December 8: The Day of the Lord

Our modern American culture seems to be drifting more and more into “rampant individualism” and, more and more, we want to “privatize” everything. One of the biggest risks in this is that it spills over into church! Before long, we start to think of “my Mass” and “my prayers,” with little concern for the common good. That which is good for others (or for all of us) easily becomes secondary to “my needs” and “my wants,” never mind what it might mean to anyone (or everyone) else.

The problem is expressed most vividly in the possessive pronoun “my.” Not only is it possessive, it is “singular,” and therein lies the issue. But Advent is purposely “counter-cultural” and it urges us to think about such things in new ways.

St. John the Baptist, for example, (in Luke 3, 1-6) presents a task for the People of God.

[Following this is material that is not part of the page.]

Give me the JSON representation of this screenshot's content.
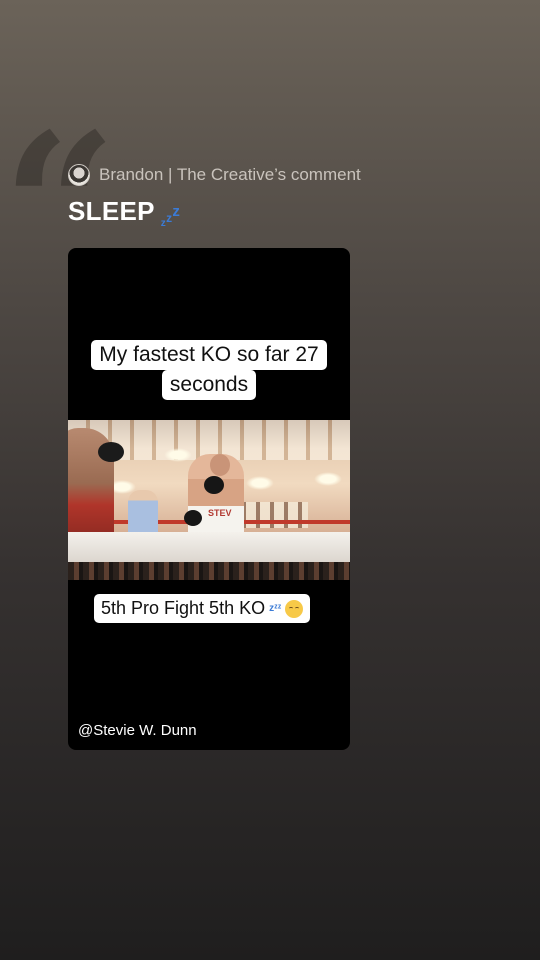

It is a corporate demand that he makes, not an individual command. In the original language of the Gospel text, he uses a verb in the second person plural. Southerners would get it right away (if the translator was from the South) because St. John would be saying: “Y’all need to change!” So, what he demands is not the work of someone in particular, but a task for us all together. He urges us to think and behave in new ways, in life-giving ways. And he adds that, by our response, we, together as Church, can witness more actively and effectively to the glory of God’s presence among us.

St. John is really saying that a different way of living and experiencing “Church” is possible. And this is why the Eucharist is the center of our lives – a Eucharist that is not “my” private Communion experience, but “our” bonding and “our” fellowship with everyone around us. The Communion we experience is not just between “me” and Jesus, but a Communion of Saints … the ones who have gone before us and the ones who sit next to us in the pews!